Arizona Gov. Doug Ducey changed course on Wednesday and gave cities and counties the power to require that people wear masks to slow the spread of the coronavirus as cases surge in the state.
Ducey’s executive order came after leaders across Arizona pleaded in recent days for more authority to address the lax social distancing they have noted since the end of the state’s stay-at-home order on May 15. Ducey’s previous executive orders limited local governments from imposing coronavirus policies more restrictive than state directives.
Ducey (R), who has rebuffed calls for a statewide mask mandate, said the state’s rising case numbers and hospitalizations are “concerning” and said he agreed that local officials need the ability to enforce that people wear masks. Arizona added 1,827 new coronavirus cases on Wednesday.
“There is a trend (in the number of cases) and the trend is headed in the wrong direction,” Ducey said. “We’re going to make the proper adjustments so that we can have successful results going forward.”
Ducey announced several other initiatives Wednesday to address Arizona’s rising coronavirus cases and hospitalizations, including that:
- Up to 300 Arizona National Guard members will help with contact tracing.
- Strengthened business guidance will require establishments to enforce social distancing.
- A partnership with Arizona State University will scale up saliva-based testing.
Cities Drafting Policies
Ducey, who arrived at Wednesday’s news conference wearing a mask, reversed his position that leaving mask policies to the state would be clearest for residents. He said June 11 “that the government closest to the people is best, except in a global pandemic.”
On Wednesday, though, the governor said that a localized approach makes sense given the wide-ranging impact of the coronavirus in different parts of the state.
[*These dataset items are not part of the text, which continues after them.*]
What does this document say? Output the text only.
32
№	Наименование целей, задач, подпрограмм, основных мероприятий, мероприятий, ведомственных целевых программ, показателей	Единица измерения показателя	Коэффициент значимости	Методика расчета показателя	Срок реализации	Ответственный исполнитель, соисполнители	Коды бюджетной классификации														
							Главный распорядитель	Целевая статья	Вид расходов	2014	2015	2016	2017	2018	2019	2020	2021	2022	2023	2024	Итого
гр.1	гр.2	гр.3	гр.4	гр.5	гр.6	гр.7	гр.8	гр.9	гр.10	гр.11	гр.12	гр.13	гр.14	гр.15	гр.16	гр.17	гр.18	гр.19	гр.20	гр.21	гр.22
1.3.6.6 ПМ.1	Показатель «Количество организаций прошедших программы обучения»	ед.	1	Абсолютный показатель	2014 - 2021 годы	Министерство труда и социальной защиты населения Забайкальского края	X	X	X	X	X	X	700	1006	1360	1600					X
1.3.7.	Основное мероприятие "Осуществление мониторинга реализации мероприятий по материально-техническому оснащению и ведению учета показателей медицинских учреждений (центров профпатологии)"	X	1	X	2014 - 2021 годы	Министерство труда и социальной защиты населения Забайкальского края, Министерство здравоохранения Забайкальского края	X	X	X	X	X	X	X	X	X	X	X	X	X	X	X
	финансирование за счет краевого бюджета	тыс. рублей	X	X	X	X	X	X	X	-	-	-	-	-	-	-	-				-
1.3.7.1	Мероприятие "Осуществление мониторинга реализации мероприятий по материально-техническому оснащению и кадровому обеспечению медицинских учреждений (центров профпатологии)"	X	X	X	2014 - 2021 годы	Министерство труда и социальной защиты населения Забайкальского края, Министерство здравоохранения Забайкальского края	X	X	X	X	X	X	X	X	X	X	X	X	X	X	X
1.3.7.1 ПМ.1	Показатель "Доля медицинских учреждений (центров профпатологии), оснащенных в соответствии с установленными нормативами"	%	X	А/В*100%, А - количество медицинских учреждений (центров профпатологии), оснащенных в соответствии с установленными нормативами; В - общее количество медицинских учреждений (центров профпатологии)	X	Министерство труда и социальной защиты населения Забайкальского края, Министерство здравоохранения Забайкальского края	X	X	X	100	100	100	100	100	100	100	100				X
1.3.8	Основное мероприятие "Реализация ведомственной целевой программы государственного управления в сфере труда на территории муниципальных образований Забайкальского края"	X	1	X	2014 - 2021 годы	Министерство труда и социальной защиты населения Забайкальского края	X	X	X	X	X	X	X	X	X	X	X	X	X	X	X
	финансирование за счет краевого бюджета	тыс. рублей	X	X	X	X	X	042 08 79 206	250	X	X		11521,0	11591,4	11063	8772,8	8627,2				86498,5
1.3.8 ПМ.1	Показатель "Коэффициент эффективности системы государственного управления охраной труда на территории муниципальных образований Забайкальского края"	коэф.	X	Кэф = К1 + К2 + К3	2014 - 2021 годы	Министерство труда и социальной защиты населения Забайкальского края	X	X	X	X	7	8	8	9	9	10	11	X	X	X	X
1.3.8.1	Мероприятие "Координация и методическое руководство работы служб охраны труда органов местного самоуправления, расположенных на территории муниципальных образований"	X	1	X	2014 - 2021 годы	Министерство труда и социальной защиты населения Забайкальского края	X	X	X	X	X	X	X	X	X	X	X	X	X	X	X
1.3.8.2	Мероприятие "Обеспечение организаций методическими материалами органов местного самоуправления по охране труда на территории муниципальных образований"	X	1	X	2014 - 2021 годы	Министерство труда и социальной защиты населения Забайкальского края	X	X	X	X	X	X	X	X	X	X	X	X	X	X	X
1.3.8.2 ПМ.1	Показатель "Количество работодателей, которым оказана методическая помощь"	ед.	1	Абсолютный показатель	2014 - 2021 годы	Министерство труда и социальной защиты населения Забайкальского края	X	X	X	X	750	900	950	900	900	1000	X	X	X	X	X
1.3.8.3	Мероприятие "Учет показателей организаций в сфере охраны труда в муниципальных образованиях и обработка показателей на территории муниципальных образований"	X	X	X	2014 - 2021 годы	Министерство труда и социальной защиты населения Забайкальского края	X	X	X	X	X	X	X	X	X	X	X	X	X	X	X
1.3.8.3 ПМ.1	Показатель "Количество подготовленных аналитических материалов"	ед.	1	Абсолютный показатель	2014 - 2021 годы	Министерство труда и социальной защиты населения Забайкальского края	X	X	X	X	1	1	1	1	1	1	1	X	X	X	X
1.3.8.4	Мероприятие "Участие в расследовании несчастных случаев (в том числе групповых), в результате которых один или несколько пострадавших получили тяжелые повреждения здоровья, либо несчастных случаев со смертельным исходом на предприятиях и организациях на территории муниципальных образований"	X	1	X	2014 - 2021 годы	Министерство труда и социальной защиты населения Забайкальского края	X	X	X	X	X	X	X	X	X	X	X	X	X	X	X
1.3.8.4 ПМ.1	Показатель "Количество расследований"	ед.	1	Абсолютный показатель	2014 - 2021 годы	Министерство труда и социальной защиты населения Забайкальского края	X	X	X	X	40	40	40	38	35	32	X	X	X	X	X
Areas along the southern border have been hit harder than other parts of Arizona, he said.
“This allows local leaders to tailor policies,” Ducey said, and cities will deal with their own penalties and enforcement.
Phoenix Mayor Kate Gallego on Twitter called the move “a needed step to allow cities to protect residents.” The Phoenix City Council will vote at its next meeting to require masks when people go to public spaces and essential businesses, she said, without providing a date.
Mayors of the cities of Tucson, Tolleson, and Flagstaff tweeted before Ducey’s announcement that they had directed their city attorneys to add mask requirements to local emergency proclamations. Tucson was looking for statewide direction but moved forward on a policy in the absence of action by Ducey, said Nate Sigal, senior policy adviser for Mayor Regina Romero, before the executive order.
Tucson’s requirement likely will have an enforcement mechanism that starts with education, Sigal said. Mask-wearing is a simple way to slow the spread of the virus, he said.
“The push is what science and public health experts are telling us,” Sigal said.
Calls for mask mandates in Arizona mirror a letter sent this week to Texas Gov. Greg Abbott (R) by nine Texas mayors asking for local authority to set face-covering policies. The state also has seen recent increases in coronavirus cases.
Hundreds of physicians signed an open letter to Ducey on June 14 calling for stronger coronavirus protections, including a mask requirement. Some local businesses implemented their own rules in recent days following confirmed Covid-19 cases at their establishments.